RUNAWAY EXECUTIVE COMPENSATION

This statistic raises two issues.

First, the minimum wage: owners argue that raising the minimum wage deprives a company of profits, and costs jobs in the long run. This position becomes indefensible upon discovery that executives have increased their take of the corporate profits from 22 to 61 percent. In the end, CEOs are compensated workers just like everyone else, so raising their pay should have the same effects as raising the minimum wage of employees. Reducing the executive take to normal levels would free up the funds necessary for raising the minimum wage. Perhaps the most enlightened approach to this issue is the one adopted by Ben and Jerry's, Inc. There, executives who seek to raise their own salaries are contractually obligated to raise everyone's pay in the company by the same percentage. The wave of the future?

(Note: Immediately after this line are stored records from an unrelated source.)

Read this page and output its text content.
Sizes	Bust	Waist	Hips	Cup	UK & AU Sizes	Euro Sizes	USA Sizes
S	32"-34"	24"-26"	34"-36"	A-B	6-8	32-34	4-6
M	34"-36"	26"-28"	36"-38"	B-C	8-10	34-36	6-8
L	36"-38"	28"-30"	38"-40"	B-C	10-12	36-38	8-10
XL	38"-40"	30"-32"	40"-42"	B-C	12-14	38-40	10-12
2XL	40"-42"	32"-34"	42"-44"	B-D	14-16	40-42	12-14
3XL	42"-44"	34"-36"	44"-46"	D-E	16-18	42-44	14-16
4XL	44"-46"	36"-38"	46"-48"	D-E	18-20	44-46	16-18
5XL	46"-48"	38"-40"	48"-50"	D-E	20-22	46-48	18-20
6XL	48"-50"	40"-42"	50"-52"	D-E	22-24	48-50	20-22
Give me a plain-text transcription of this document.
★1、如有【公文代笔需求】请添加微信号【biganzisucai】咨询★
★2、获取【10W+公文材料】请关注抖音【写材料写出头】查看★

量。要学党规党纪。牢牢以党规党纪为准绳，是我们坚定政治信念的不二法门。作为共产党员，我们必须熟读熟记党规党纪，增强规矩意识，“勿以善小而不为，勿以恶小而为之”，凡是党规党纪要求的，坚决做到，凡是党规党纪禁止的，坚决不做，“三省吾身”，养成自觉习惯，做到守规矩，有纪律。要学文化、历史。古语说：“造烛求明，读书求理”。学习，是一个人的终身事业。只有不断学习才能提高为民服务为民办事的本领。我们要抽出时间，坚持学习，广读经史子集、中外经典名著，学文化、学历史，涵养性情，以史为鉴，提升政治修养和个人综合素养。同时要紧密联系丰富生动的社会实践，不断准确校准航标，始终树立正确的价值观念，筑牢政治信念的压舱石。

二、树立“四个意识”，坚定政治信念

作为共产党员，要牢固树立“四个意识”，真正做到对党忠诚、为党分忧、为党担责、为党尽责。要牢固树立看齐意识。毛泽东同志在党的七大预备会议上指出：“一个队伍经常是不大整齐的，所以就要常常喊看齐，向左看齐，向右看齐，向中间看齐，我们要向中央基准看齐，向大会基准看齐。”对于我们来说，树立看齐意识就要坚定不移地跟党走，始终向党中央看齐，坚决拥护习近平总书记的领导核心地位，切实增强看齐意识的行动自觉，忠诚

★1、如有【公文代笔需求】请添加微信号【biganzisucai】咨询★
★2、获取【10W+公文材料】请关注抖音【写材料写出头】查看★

Second, this statistic refutes one of the claims of supply-side theory. The supply-siders claimed that reducing taxes would give entrepreneurs more to invest, which would create jobs and raise productivity, allowing them to pay more taxes even at lower rates. However, this statistic shows that executives over the decades have chosen simply to pocket the money rather than invest it. If they were true supply-siders, they would cut the percentage of their own compensation, which would create jobs and raise productivity, allowing them to receive more compensation even at lower rates, etc. The fact that executives fail to do this proves that they really do not believe in the supply-side idea, or at least do not respond to liberated profits in the way that supply-siders imagine. One thing is virtually certain. If the government had increased its take of corporate profits from 22 to 61 percent, executives would decry this raid on the corporate till as "anti-business." Apparently, however, the practice is acceptable when it is executives who are doing the raiding.